The approved version of the album was recorded at Jonathan Burnside’s Eastern Bloc Studios in Melbourne. Jonathan – renowned for his work with Faith No More and Eskimo Joe – was bought in for his mixing skills in particular, while the band also recruited Wayne Connolly (also frontman of Knievel) for his strengths in engineering.

“It was great,” says Dave. “We were moving quickly. We didn’t want to get bogged down with silly things we couldn’t do live. Most of the stuff you hear is analogue. It went through the analogue chain, right up until mastering. We did some stuff on ProTools though – you have to go to digital eventually. It’s getting more and more expensive to use tape, but we’re lucky that in Australia there are a lot of keen and passionate analogue equipment collectors. We’re big vinyl fans, too. Everything we do has to come out on vinyl.”

The band recorded in a one-room live set-up, and only the vocals were overdubbed. Each guitar is panned either left or right, rather than a blend of the two.
“It’s generally the rhythm guitar which goes through the right and that could be either of us, as we mix it up,” Dave explains. “To get the buzzy guitar tone on Tonight! (There’s a Party Going Down) we pretty much just jammed the guitar straight into the mixing desk, no amps, because that’s how I did most of the stuff at home, using headphones. The Beatles used to love doing that. The other guitar tones on the album are due to different mic placements or using different amps.”
Dave is kitted out with a ’65 Fender Bassman with a 40W head. “It’s beautiful, but unfortunately not very gutsy, so I mainly use a Fender Tonemaster live. Pete uses a Tonemaster, traditionally.”

Dallas Crane have never been big on effects, mainly just using distortion, which Dave admits he has been known to stamp on in times of trouble on stage. “Only very recently we’ve bought a tremolo pedal. We usually just play straight out of the amps and keep it real.

“We’ve been really lucky to have support from Fender, who also look after Gretsch,” he continues, “because they like the band. It’s not a full endorsement but it’s a pretty fair deal we’ve got.”

To this end, Dave wrestles a Gretsch Falcon and a DuoJet, while Pete prefers a Gretsch Brian Setzer, or bends the rules with a Gibson 335.
Live, the pair are psychically tight. Was that natural from the start, or did they have a tendency to play all over each other when the band began some 10 years ago?

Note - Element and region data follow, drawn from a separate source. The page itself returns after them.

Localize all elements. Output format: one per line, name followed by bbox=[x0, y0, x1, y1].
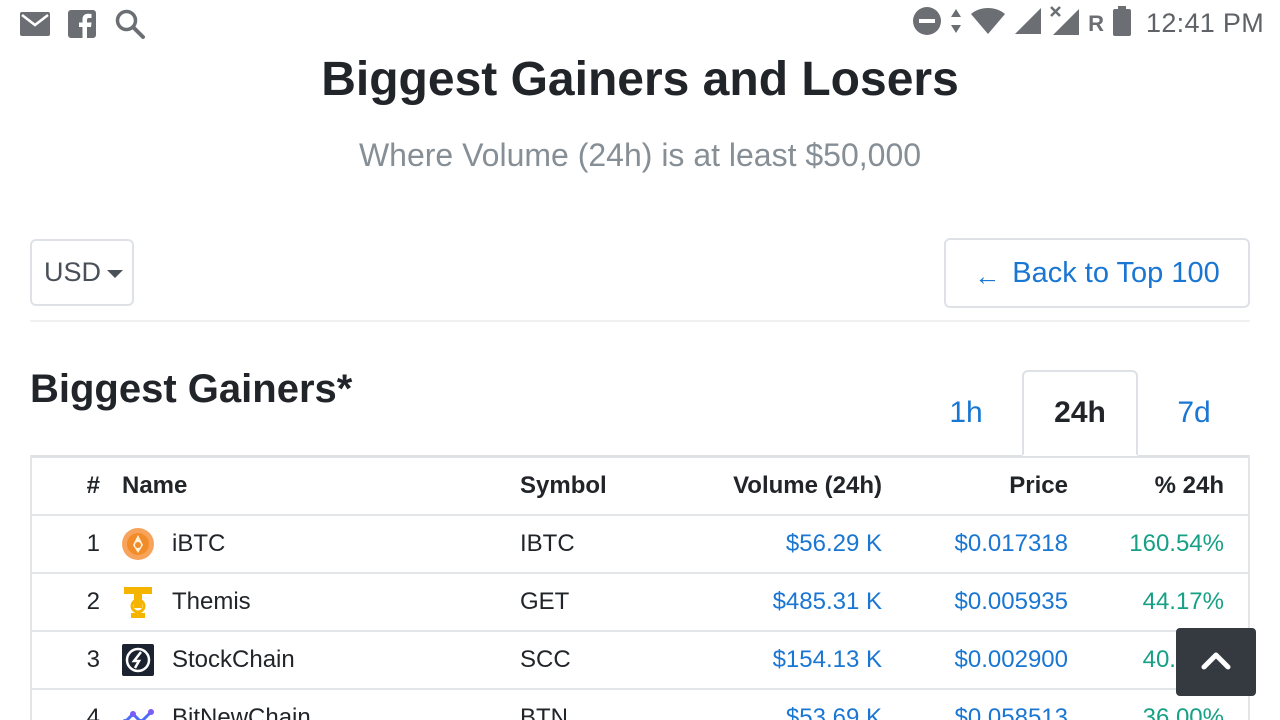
row-symbol: GET bbox=[520, 588, 570, 615]
row-volume[interactable]: $53.69 K bbox=[660, 704, 882, 720]
row-price[interactable]: $0.017318 bbox=[882, 530, 1068, 558]
divider bbox=[30, 320, 1250, 322]
battery-icon bbox=[1112, 6, 1132, 41]
header-rank[interactable]: # bbox=[32, 472, 100, 500]
row-name-cell[interactable]: iBTC bbox=[100, 528, 520, 560]
gainers-table: # Name Symbol Volume (24h) Price % 24h 1… bbox=[30, 455, 1250, 720]
row-symbol: BTN bbox=[520, 704, 568, 720]
header-price[interactable]: Price bbox=[882, 472, 1068, 500]
tab-24h[interactable]: 24h bbox=[1022, 370, 1138, 456]
back-button-label: Back to Top 100 bbox=[1012, 256, 1220, 289]
table-row: 4 BitNewChain BTN $53.69 K $0.058513 36.… bbox=[32, 690, 1248, 720]
roaming-indicator: R bbox=[1088, 10, 1105, 36]
system-icons: R 12:41 PM bbox=[912, 6, 1264, 41]
left-arrow-icon: ← bbox=[974, 260, 1001, 291]
themis-coin-icon bbox=[122, 586, 154, 618]
stockchain-coin-icon bbox=[122, 644, 154, 676]
row-symbol: IBTC bbox=[520, 530, 575, 557]
currency-value: USD bbox=[44, 257, 102, 287]
tab-7d[interactable]: 7d bbox=[1138, 370, 1250, 456]
row-name-cell[interactable]: StockChain bbox=[100, 644, 520, 676]
table-row: 3 StockChain SCC $154.13 K $0.002900 40.… bbox=[32, 632, 1248, 690]
header-symbol[interactable]: Symbol bbox=[520, 472, 660, 500]
coin-name[interactable]: iBTC bbox=[172, 530, 225, 558]
row-change: 160.54% bbox=[1129, 530, 1224, 557]
wifi-icon bbox=[970, 7, 1006, 40]
bitnewchain-coin-icon bbox=[122, 702, 154, 720]
row-volume[interactable]: $56.29 K bbox=[660, 530, 882, 558]
header-volume[interactable]: Volume (24h) bbox=[660, 472, 882, 500]
header-change[interactable]: % 24h bbox=[1068, 472, 1224, 500]
section-title: Biggest Gainers* bbox=[30, 367, 353, 411]
row-rank: 3 bbox=[86, 646, 100, 673]
data-arrows-icon bbox=[950, 7, 962, 40]
timeframe-tabs: 1h 24h 7d bbox=[910, 370, 1250, 456]
row-symbol: SCC bbox=[520, 646, 571, 673]
row-price[interactable]: $0.002900 bbox=[882, 646, 1068, 674]
clock: 12:41 PM bbox=[1146, 8, 1264, 38]
coin-name[interactable]: Themis bbox=[172, 588, 251, 616]
back-to-top-100-button[interactable]: ← Back to Top 100 bbox=[944, 238, 1250, 308]
row-name-cell[interactable]: BitNewChain bbox=[100, 702, 520, 720]
row-volume[interactable]: $485.31 K bbox=[660, 588, 882, 616]
row-change: 44.17% bbox=[1142, 588, 1224, 615]
mail-icon bbox=[20, 12, 50, 41]
signal-no-service-icon bbox=[1050, 6, 1080, 41]
row-volume[interactable]: $154.13 K bbox=[660, 646, 882, 674]
row-price[interactable]: $0.005935 bbox=[882, 588, 1068, 616]
status-bar: R 12:41 PM bbox=[0, 0, 1280, 48]
currency-select[interactable]: USD bbox=[30, 239, 134, 306]
row-price[interactable]: $0.058513 bbox=[882, 704, 1068, 720]
coin-name[interactable]: StockChain bbox=[172, 646, 295, 674]
do-not-disturb-icon bbox=[912, 6, 942, 41]
caret-down-icon bbox=[107, 270, 124, 278]
notification-icons bbox=[20, 8, 146, 45]
row-rank: 1 bbox=[86, 530, 100, 557]
page-title: Biggest Gainers and Losers bbox=[321, 53, 959, 106]
signal-icon bbox=[1014, 7, 1042, 40]
coin-name[interactable]: BitNewChain bbox=[172, 704, 311, 720]
ibtc-coin-icon bbox=[122, 528, 154, 560]
scroll-to-top-button[interactable] bbox=[1176, 628, 1256, 696]
header-name[interactable]: Name bbox=[100, 472, 520, 500]
tab-1h[interactable]: 1h bbox=[910, 370, 1022, 456]
search-icon bbox=[114, 8, 146, 45]
row-rank: 2 bbox=[86, 588, 100, 615]
chevron-up-icon bbox=[1201, 650, 1231, 675]
table-row: 1 iBTC IBTC $56.29 K $0.017318 160.54% bbox=[32, 516, 1248, 574]
table-header-row: # Name Symbol Volume (24h) Price % 24h bbox=[32, 458, 1248, 516]
facebook-icon bbox=[68, 10, 96, 43]
page-subtitle: Where Volume (24h) is at least $50,000 bbox=[358, 137, 922, 173]
row-change: 36.00% bbox=[1142, 704, 1224, 720]
row-rank: 4 bbox=[86, 704, 100, 720]
row-name-cell[interactable]: Themis bbox=[100, 586, 520, 618]
table-row: 2 Themis GET $485.31 K $0.005935 44.17% bbox=[32, 574, 1248, 632]
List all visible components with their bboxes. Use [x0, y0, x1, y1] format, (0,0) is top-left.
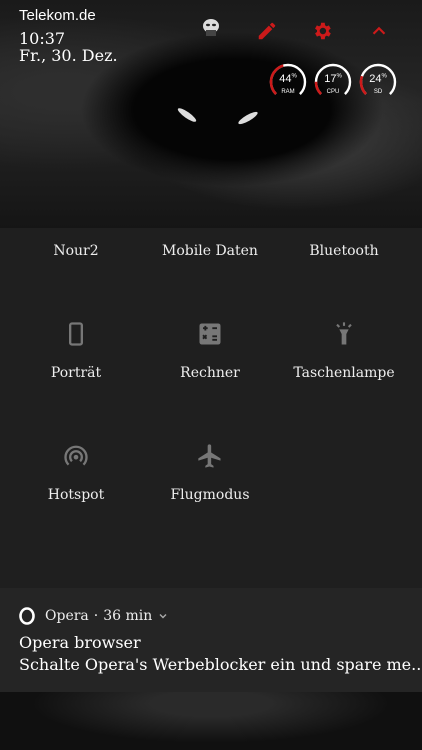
- tile-hotspot-label: Hotspot: [47, 487, 105, 503]
- gauge-value: 17%: [324, 73, 342, 85]
- hotspot-icon: [64, 445, 88, 466]
- gear-icon[interactable]: [311, 20, 337, 46]
- tile-wifi[interactable]: Nour2: [6, 240, 146, 259]
- wallpaper-eye-left: [176, 106, 198, 124]
- gauge-cpu: 17% CPU: [313, 62, 353, 102]
- notification-age: 36 min: [103, 608, 153, 624]
- gauge-sd: 24% SD: [358, 62, 398, 102]
- opera-logo-icon: [19, 607, 35, 625]
- notification-header: Opera · 36 min: [19, 607, 169, 625]
- notification-separator: ·: [93, 608, 99, 624]
- notification-app-name: Opera: [45, 608, 89, 624]
- gauge-value: 44%: [279, 73, 297, 85]
- notification-card[interactable]: Opera · 36 min Opera browser Schalte Ope…: [0, 588, 422, 692]
- notification-body: Schalte Opera's Werbeblocker ein und spa…: [19, 655, 422, 674]
- gauge-label: RAM: [281, 89, 295, 95]
- wallpaper-eye-right: [236, 109, 260, 127]
- tile-airplane-mode-label: Flugmodus: [170, 487, 250, 503]
- tile-calculator[interactable]: Rechner: [140, 320, 280, 381]
- gauge-ram: 44% RAM: [268, 62, 308, 102]
- tile-mobile-data[interactable]: Mobile Daten: [140, 240, 280, 259]
- tile-hotspot[interactable]: Hotspot: [6, 442, 146, 503]
- wallpaper-bottom: [0, 692, 422, 750]
- airplane-icon: [198, 444, 221, 468]
- chevron-up-icon[interactable]: [368, 20, 394, 46]
- tile-bluetooth-label: Bluetooth: [309, 243, 379, 259]
- tile-mobile-data-label: Mobile Daten: [162, 243, 258, 259]
- phone-portrait-icon: [69, 322, 83, 346]
- date[interactable]: Fr., 30. Dez.: [19, 46, 118, 65]
- tile-portrait[interactable]: Porträt: [6, 320, 146, 381]
- notification-title: Opera browser: [19, 633, 141, 652]
- tile-portrait-label: Porträt: [50, 365, 102, 381]
- tile-bluetooth[interactable]: Bluetooth: [274, 240, 414, 259]
- chevron-down-icon[interactable]: [157, 610, 169, 622]
- pencil-icon[interactable]: [256, 20, 282, 46]
- gauge-label: SD: [373, 89, 383, 95]
- tile-airplane-mode[interactable]: Flugmodus: [140, 442, 280, 503]
- mask-icon[interactable]: [199, 16, 225, 42]
- flashlight-icon: [336, 322, 352, 345]
- gauge-label: CPU: [326, 89, 340, 95]
- calculator-icon: [199, 323, 221, 345]
- tile-wifi-label: Nour2: [53, 243, 99, 259]
- tile-calculator-label: Rechner: [180, 365, 240, 381]
- tile-flashlight[interactable]: Taschenlampe: [274, 320, 414, 381]
- quick-settings-panel: Nour2 Mobile Daten Bluetooth Porträt Rec…: [0, 228, 422, 588]
- carrier-name: Telekom.de: [19, 7, 96, 24]
- gauge-value: 24%: [369, 73, 387, 85]
- tile-flashlight-label: Taschenlampe: [293, 365, 395, 381]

“Yeah we did play all over each other, but we were also pretty close. When we first started we didn’t have any faith in our voices, so the two of us were just playing instrumental guitar, which meant we were forced to listen out for each other. Pete would come up with most of the solos because I eventually took over the singing side. So we’re pretty conscious of that sort of thing, although sometimes we’ll turn round on stage and squint at each other.”